Après avoir dressé ce tableau de la production et de la consommation mondiale de drogues, l'ONUDC tire plusieurs conclusions, notamment le manque de traitements mis à la disposition des toxicomanes dans le monde. « Pendant que les gens riches, dans les pays riches, peuvent se payer des traitements, les populations pauvres et les pays pauvres n'ont pas les moyens de faire face aux conséquences sanitaires de la consommation de drogue », a expliqué Antonio Maria Costa. Rappelant qu'en 2008, un cinquième des toxicomanes a reçu un traitement et que 20 millions d'entre eux n'y ont pas eu accès, il a estimé qu'il était « temps de mettre en place un accès universel aux traitements ».

Pour le chef de l'ONUDC, la réponse à la toxicomanie n'est par ailleurs ni la prison, ni la peine capitale, mais un suivi médical.

En ce qui concerne les pays en développement, le rapport de l'ONUDC met en garde ces pays contre les risques auxquels ils s'exposent : criminalité, corruption, instabilité politique, problèmes sociaux et sanitaires majeurs, sans moyens adéquats pour y répondre.
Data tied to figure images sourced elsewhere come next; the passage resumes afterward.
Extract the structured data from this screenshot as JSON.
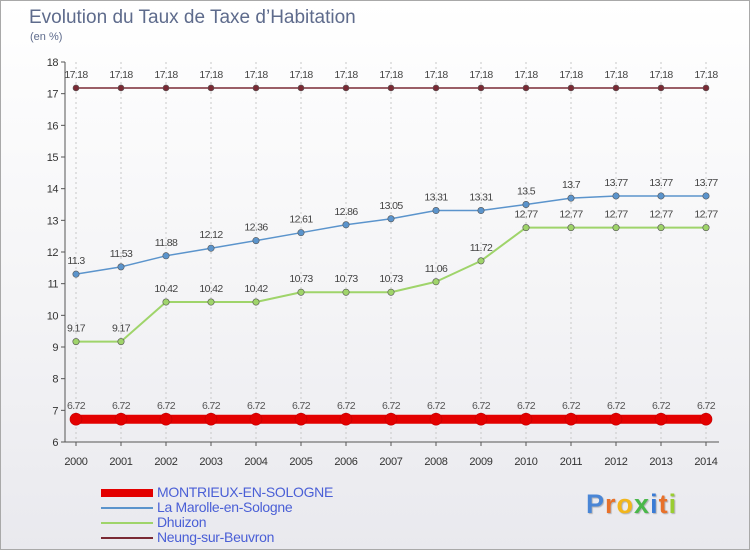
{
  "header": {
    "title": "Evolution du Taux de Taxe d’Habitation",
    "unit": "(en %)"
  },
  "chart_data": {
    "type": "line",
    "title": "Evolution du Taux de Taxe d’Habitation",
    "ylabel": "(en %)",
    "xlabel": "",
    "categories": [
      "2000",
      "2001",
      "2002",
      "2003",
      "2004",
      "2005",
      "2006",
      "2007",
      "2008",
      "2009",
      "2010",
      "2011",
      "2012",
      "2013",
      "2014"
    ],
    "ylim": [
      6,
      18
    ],
    "yticks": [
      6,
      7,
      8,
      9,
      10,
      11,
      12,
      13,
      14,
      15,
      16,
      17,
      18
    ],
    "grid": "vertical-dashed",
    "legend_position": "bottom-left",
    "series": [
      {
        "name": "MONTRIEUX-EN-SOLOGNE",
        "color": "#e30000",
        "values": [
          6.72,
          6.72,
          6.72,
          6.72,
          6.72,
          6.72,
          6.72,
          6.72,
          6.72,
          6.72,
          6.72,
          6.72,
          6.72,
          6.72,
          6.72
        ],
        "labels": [
          "6.72",
          "6.72",
          "6.72",
          "6.72",
          "6.72",
          "6.72",
          "6.72",
          "6.72",
          "6.72",
          "6.72",
          "6.72",
          "6.72",
          "6.72",
          "6.72",
          "6.72"
        ]
      },
      {
        "name": "La Marolle-en-Sologne",
        "color": "#5b94cc",
        "values": [
          11.3,
          11.53,
          11.88,
          12.12,
          12.36,
          12.61,
          12.86,
          13.05,
          13.31,
          13.31,
          13.5,
          13.7,
          13.77,
          13.77,
          13.77
        ],
        "labels": [
          "11.3",
          "11.53",
          "11.88",
          "12.12",
          "12.36",
          "12.61",
          "12.86",
          "13.05",
          "13.31",
          "13.31",
          "13.5",
          "13.7",
          "13.77",
          "13.77",
          "13.77"
        ]
      },
      {
        "name": "Dhuizon",
        "color": "#9fd46a",
        "values": [
          9.17,
          9.17,
          10.42,
          10.42,
          10.42,
          10.73,
          10.73,
          10.73,
          11.06,
          11.72,
          12.77,
          12.77,
          12.77,
          12.77,
          12.77
        ],
        "labels": [
          "9.17",
          "9.17",
          "10.42",
          "10.42",
          "10.42",
          "10.73",
          "10.73",
          "10.73",
          "11.06",
          "11.72",
          "12.77",
          "12.77",
          "12.77",
          "12.77",
          "12.77"
        ]
      },
      {
        "name": "Neung-sur-Beuvron",
        "color": "#7a2a34",
        "values": [
          17.18,
          17.18,
          17.18,
          17.18,
          17.18,
          17.18,
          17.18,
          17.18,
          17.18,
          17.18,
          17.18,
          17.18,
          17.18,
          17.18,
          17.18
        ],
        "labels": [
          "17.18",
          "17.18",
          "17.18",
          "17.18",
          "17.18",
          "17.18",
          "17.18",
          "17.18",
          "17.18",
          "17.18",
          "17.18",
          "17.18",
          "17.18",
          "17.18",
          "17.18"
        ]
      }
    ]
  },
  "legend": {
    "items": [
      {
        "label": "MONTRIEUX-EN-SOLOGNE",
        "color": "#e30000"
      },
      {
        "label": "La Marolle-en-Sologne",
        "color": "#5b94cc"
      },
      {
        "label": "Dhuizon",
        "color": "#9fd46a"
      },
      {
        "label": "Neung-sur-Beuvron",
        "color": "#7a2a34"
      }
    ]
  },
  "logo": {
    "letters": [
      "P",
      "r",
      "o",
      "x",
      "i",
      "t",
      "i"
    ],
    "colors": [
      "#4a86d6",
      "#e8712a",
      "#f2b61c",
      "#4ab84a",
      "#3a7bd5",
      "#e8712a",
      "#9acd32"
    ]
  }
}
Il cite notamment les exemples de la flambée de la consommation d'héroïne en Afrique de l'Est, de cocaïne en Afrique de l'Ouest et de STA au Moyen-Orient.

En guise d'exemple, le rapport cite le Triangle nordique d'Amérique du Sud, où des pays comme le Honduras, le Guatemala et le Salvador sont confrontés à une violence quotidienne sans précédent, bien plus grave que celle observée au Mexique et qui attire pourtant le plus l'attention des médias.

En conclusion, le rapport recommande de renforcer le développement des pays pour réduire leur vulnérabilité à la criminalité, la coopération entre les pays pour identifier et démanteler les réseaux internationaux. « Si nous ne gérons pas efficacement la menace posée par les organisations criminelles, nos sociétés seront prises en otage et le contrôle des drogues sera remis en cause », a insisté Antonio Maria Costa, avant de demander que soient mises en œuvre les conventions de l'ONU sur les drogues et pris au sérieux les traitements médicaux et la prévention.